Side-by-side EXIF comparison
The detail view pulls original EXIF data from the file using exifr (camera model, date taken, dimensions, and any existing GPS) and shows it next to the AI analysis results. This is useful in two ways. First, if the photo already had GPS embedded, you can see whether the AI agrees with it. If the coordinates are way off, that’s a red flag. Second, the camera model and date help you verify the AI’s time estimate. If the EXIF says “Canon EOS R5, March 2023” and the AI says “estimated 2015-2018,” something’s wrong.
Trade-offs we made

The big one: BYOK (bring your own API key). Users have to go to Google AI Studio or OpenAI’s dashboard, create an API key, and paste it into our settings. That’s real friction. Non-technical users won’t do it.
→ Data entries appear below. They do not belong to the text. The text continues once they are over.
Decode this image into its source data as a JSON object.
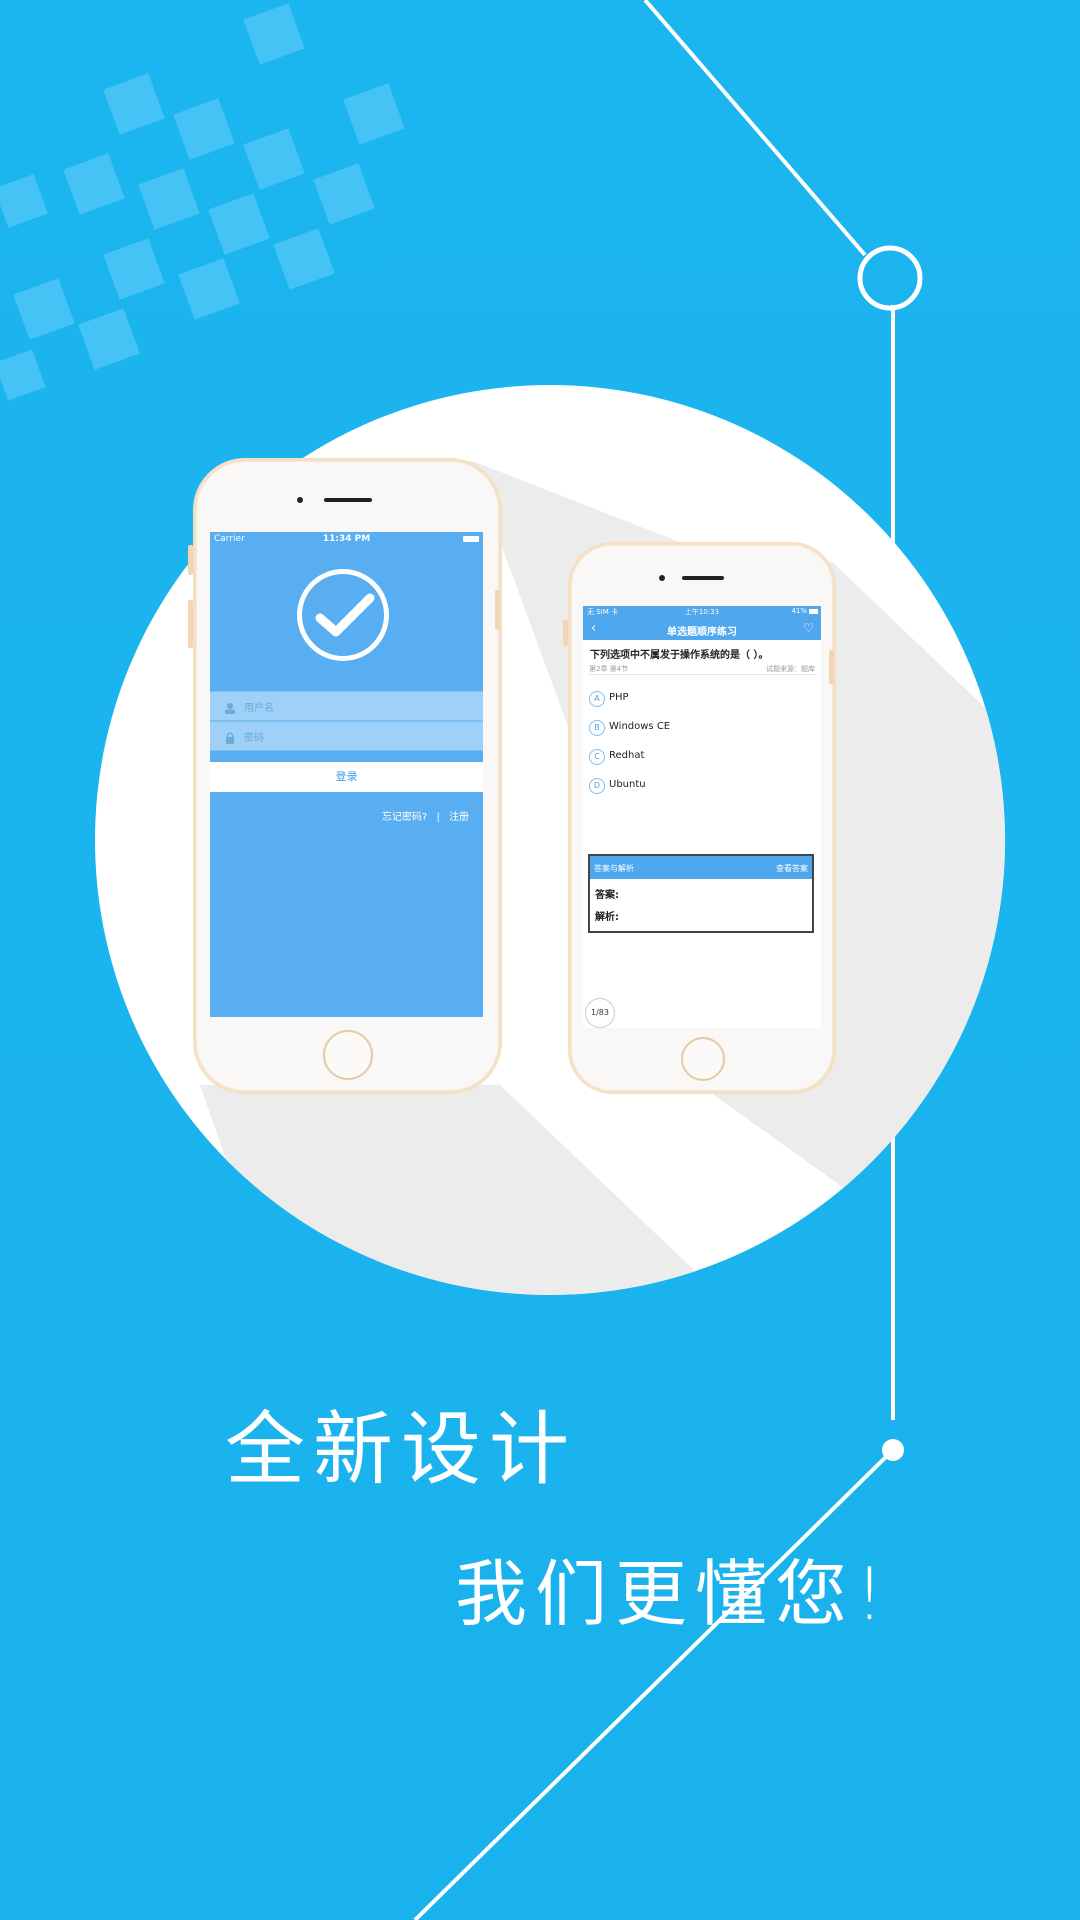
{
  "theme": {
    "bg": "#1bb5ef",
    "accent": "#4fa7ee",
    "white": "#ffffff"
  },
  "phone_login": {
    "status": {
      "carrier": "Carrier",
      "time": "11:34 PM"
    },
    "logo": "checkmark-circle-icon",
    "username_placeholder": "用户名",
    "password_placeholder": "密码",
    "login_label": "登录",
    "forgot_label": "忘记密码?",
    "separator": "|",
    "register_label": "注册"
  },
  "phone_quiz": {
    "status": {
      "left": "无 SIM 卡",
      "time": "上午10:33",
      "battery": "41%"
    },
    "title": "单选题顺序练习",
    "question": "下列选项中不属发于操作系统的是（ ）。",
    "meta_left": "第2章 第4节",
    "meta_right": "试题来源：题库",
    "options": [
      {
        "letter": "A",
        "text": "PHP"
      },
      {
        "letter": "B",
        "text": "Windows CE"
      },
      {
        "letter": "C",
        "text": "Redhat"
      },
      {
        "letter": "D",
        "text": "Ubuntu"
      }
    ],
    "answer_header": "答案与解析",
    "view_answer": "查看答案",
    "answer_label": "答案:",
    "analysis_label": "解析:",
    "pager": "1/83"
  },
  "slogan": {
    "line1": "全新设计",
    "line2": "我们更懂您!"
  }
}
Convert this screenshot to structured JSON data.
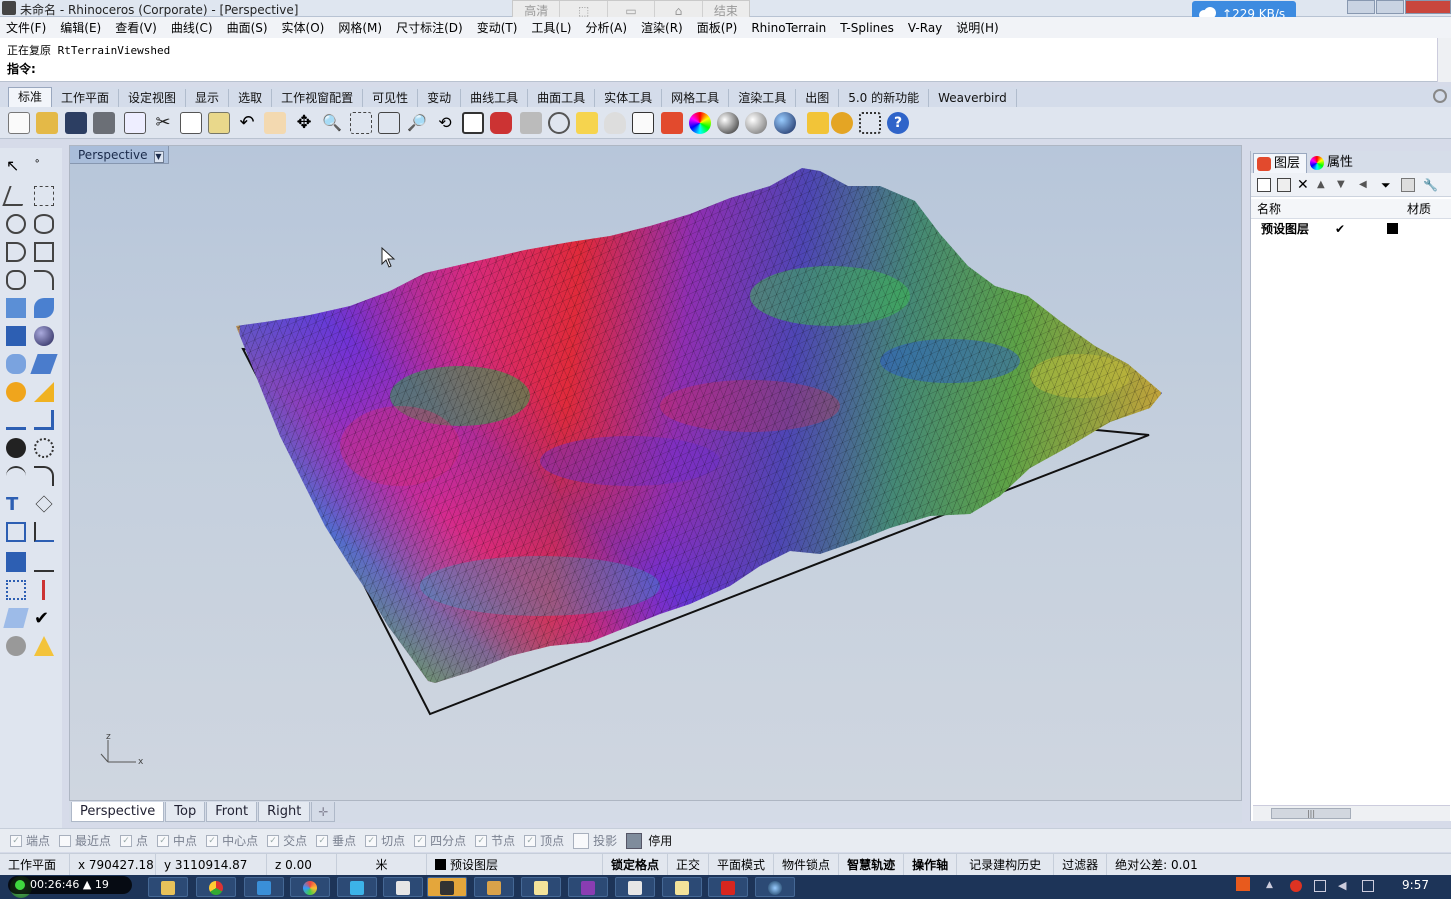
{
  "window": {
    "title": "未命名 - Rhinoceros (Corporate) - [Perspective]",
    "recorder_buttons": [
      "高清",
      "",
      "",
      "",
      "结束"
    ],
    "network_speed": "229 KB/s"
  },
  "menu": [
    "文件(F)",
    "编辑(E)",
    "查看(V)",
    "曲线(C)",
    "曲面(S)",
    "实体(O)",
    "网格(M)",
    "尺寸标注(D)",
    "变动(T)",
    "工具(L)",
    "分析(A)",
    "渲染(R)",
    "面板(P)",
    "RhinoTerrain",
    "T-Splines",
    "V-Ray",
    "说明(H)"
  ],
  "command": {
    "history": "正在复原 RtTerrainViewshed",
    "prompt": "指令:"
  },
  "toolbar_tabs": [
    "标准",
    "工作平面",
    "设定视图",
    "显示",
    "选取",
    "工作视窗配置",
    "可见性",
    "变动",
    "曲线工具",
    "曲面工具",
    "实体工具",
    "网格工具",
    "渲染工具",
    "出图",
    "5.0 的新功能",
    "Weaverbird"
  ],
  "viewport": {
    "label": "Perspective",
    "axis_x": "x",
    "axis_z": "z"
  },
  "viewport_tabs": [
    "Perspective",
    "Top",
    "Front",
    "Right"
  ],
  "right_panel": {
    "tabs": [
      "图层",
      "属性"
    ],
    "columns": [
      "名称",
      "材质"
    ],
    "layers": [
      {
        "name": "预设图层",
        "current": "✔"
      }
    ]
  },
  "osnaps": [
    {
      "label": "端点",
      "checked": true
    },
    {
      "label": "最近点",
      "checked": false
    },
    {
      "label": "点",
      "checked": true
    },
    {
      "label": "中点",
      "checked": true
    },
    {
      "label": "中心点",
      "checked": true
    },
    {
      "label": "交点",
      "checked": true
    },
    {
      "label": "垂点",
      "checked": true
    },
    {
      "label": "切点",
      "checked": true
    },
    {
      "label": "四分点",
      "checked": true
    },
    {
      "label": "节点",
      "checked": true
    },
    {
      "label": "顶点",
      "checked": true
    },
    {
      "label": "投影",
      "checked": false
    }
  ],
  "osnap_disable": "停用",
  "status": {
    "cplane": "工作平面",
    "x": "x 790427.18",
    "y": "y 3110914.87",
    "z": "z 0.00",
    "unit": "米",
    "layer": "预设图层",
    "grid_snap": "锁定格点",
    "ortho": "正交",
    "planar": "平面模式",
    "osnap": "物件锁点",
    "smarttrack": "智慧轨迹",
    "gumball": "操作轴",
    "history": "记录建构历史",
    "filter": "过滤器",
    "tolerance": "绝对公差: 0.01"
  },
  "taskbar": {
    "recording_time": "00:26:46",
    "viewers": "19",
    "clock": "9:57"
  }
}
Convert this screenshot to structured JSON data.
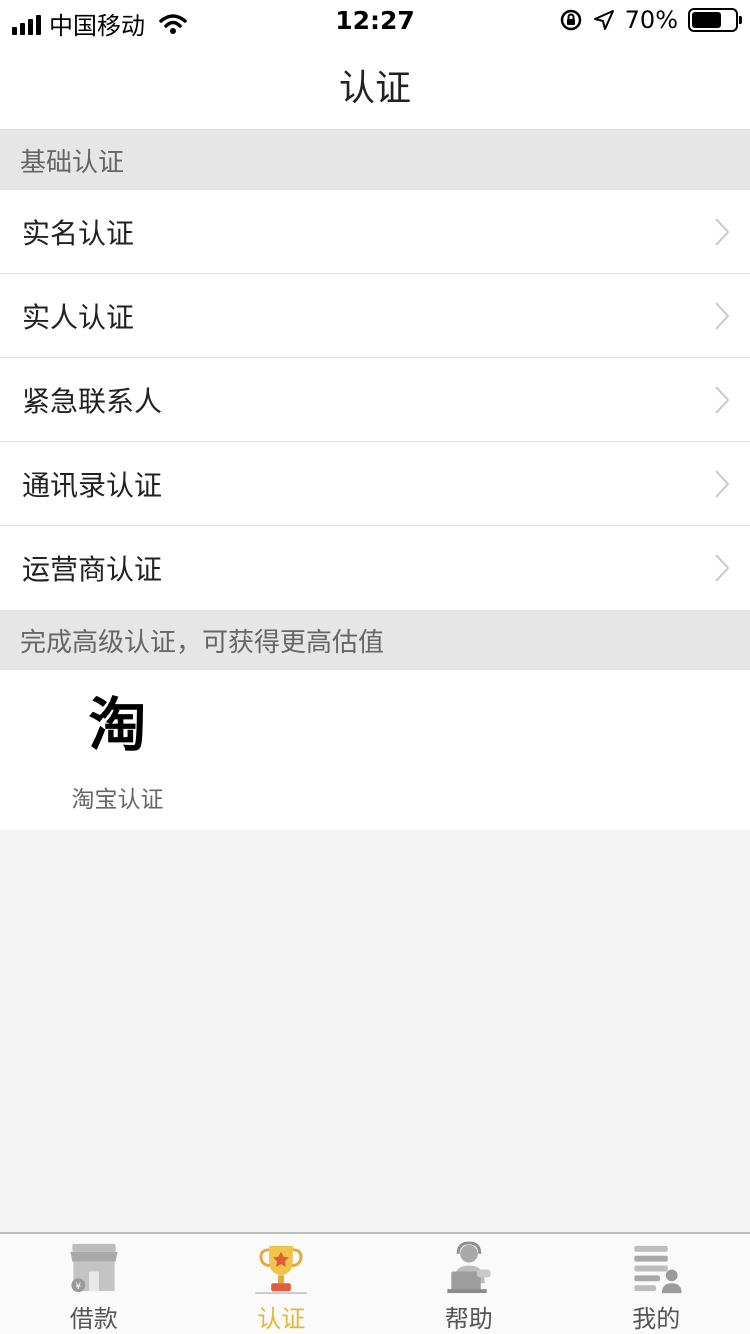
{
  "status_bar": {
    "carrier": "中国移动",
    "time": "12:27",
    "battery": "70%",
    "battery_level": 0.7
  },
  "nav": {
    "title": "认证"
  },
  "basic_section": {
    "header": "基础认证",
    "items": [
      {
        "label": "实名认证"
      },
      {
        "label": "实人认证"
      },
      {
        "label": "紧急联系人"
      },
      {
        "label": "通讯录认证"
      },
      {
        "label": "运营商认证"
      }
    ]
  },
  "advanced_section": {
    "header": "完成高级认证，可获得更高估值",
    "taobao": {
      "logo_text": "淘",
      "label": "淘宝认证"
    }
  },
  "tab_bar": {
    "accent_color": "#e5b53c",
    "tabs": [
      {
        "label": "借款",
        "icon": "shop-icon"
      },
      {
        "label": "认证",
        "icon": "trophy-icon",
        "active": true
      },
      {
        "label": "帮助",
        "icon": "customer-service-icon"
      },
      {
        "label": "我的",
        "icon": "profile-list-icon"
      }
    ]
  }
}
But the alternative was running our own API proxy. That means building a backend, setting up billing, dealing with usage metering, handling abuse, and paying for servers. For a side project we weren’t sure anyone would use, that’s a lot of infrastructure. BYOK means the app is completely standalone. We ship a binary, users run it, we maintain nothing.
We also decided against local AI models. Gemma 4, LLaVA, and similar models can do basic image understanding, but when we tested them for location identification, the results were vague. “This looks like a beach” isn’t helpful when you need “Waikiki Beach, Honolulu, Hawaii.” Cloud models are genuinely better at this because they’ve seen more of the internet. The hardware requirements for running a decent vision model locally would exclude most of the people who’d actually want this app.
The third trade-off was supporting three AI providers from day one instead of just one. That tripled the API integration work. Honestly, 90% of users will just use Gemini because it’s the cheapest. But having options matters if you already have an OpenAI key and don’t want to sign up for another service.
And here’s the output. Renamed files with GPS coordinates baked into the EXIF data. You can verify it in Windows file properties.

What we’d do differently
We’d ship with Gemini only and add other providers based on demand. Three integrations was three times the work, three times the edge cases, three times the testing.
We’d also spend less time going back and forth on pricing. We debated free vs. paid vs. freemium vs. open source for way too long. That time would have been better spent on the actual product. In the end we went open source. It took about 30 seconds to make that decision stick once we stopped overthinking it.
On the technical side, we’d think harder about the database schema upfront. We added columns and migrations several times as new features came in (like the state field for locations, which we didn’t have initially). Starting with a slightly more flexible schema would have saved a few rounds of ALTER TABLE.